Conflict in Justice Odek's Death as Family, DCI and Judges Clash

A fresh twist emerged in the abrupt death of the Court of Appeal Judge, James Otieno Odek, following conflicting accounts between the Directorate of Criminal Investigations (DCI) and the judge's caretaker about the existence of CCTV footage detailing his last moments.

According to a report by the Daily Nation on Wednesday, December 18, DCI detectives who were probing the matter concluded that there was no anomaly in the cameras suggesting that the final moments of the judge must have been captured.

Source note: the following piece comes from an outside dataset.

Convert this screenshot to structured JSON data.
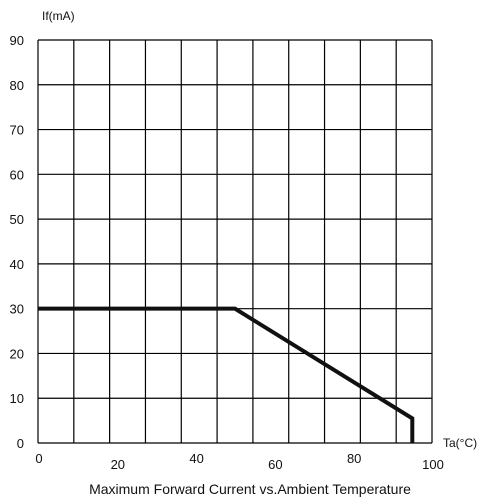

The caretaker, identified as William Nyandara, however, differed with their account claiming that the CCTV cameras had stopped working a while back and that he had informed his manager to make the necessary repairs.

He added that when the detectives asked him to review the footage on Monday, he discovered that the cameras had not yet been repaired.

"I will have to take up the matter with the manager of the apartments (Groovehut where Odek lived)," Nyandara told detectives on Monday, December 16, when they asked him about the footage.

In a separate conflict documented by People Daily, a postmortem that was scheduled on the body was delayed after his family asked for time to deliberate on where the exercise should be carried out.

The publication noted that a section of the Judiciary had wanted that the body, which was at Aga Khan Hospital in Kisumu, to be airlifted to Nairobi for the exercise.

The family, however, objected to the plans to transfer the body to the Lee Funeral Home arguing that they needed to be sure about where the body would be stored.

The publication further indicated that the body had already been taken to Kisumu Airport ready to be airlifted before the family interrupted and had it returned to Aga Khan Hospital, Kisumu.

“We have to sit down as a family and discuss on a few things and that is where a place for preserving thee body will be agreed on.

“We realised that some judges and relatives wanted to view the body here in Kisumu. After consultations, it was decided that the body be returned to Aga Khan Hospital mortuary,” Odek's brother Yonnah told the press.

Odek's body was found in his house on Monday after an alarm was raised when he failed to show up at the Kisumu Law Courts.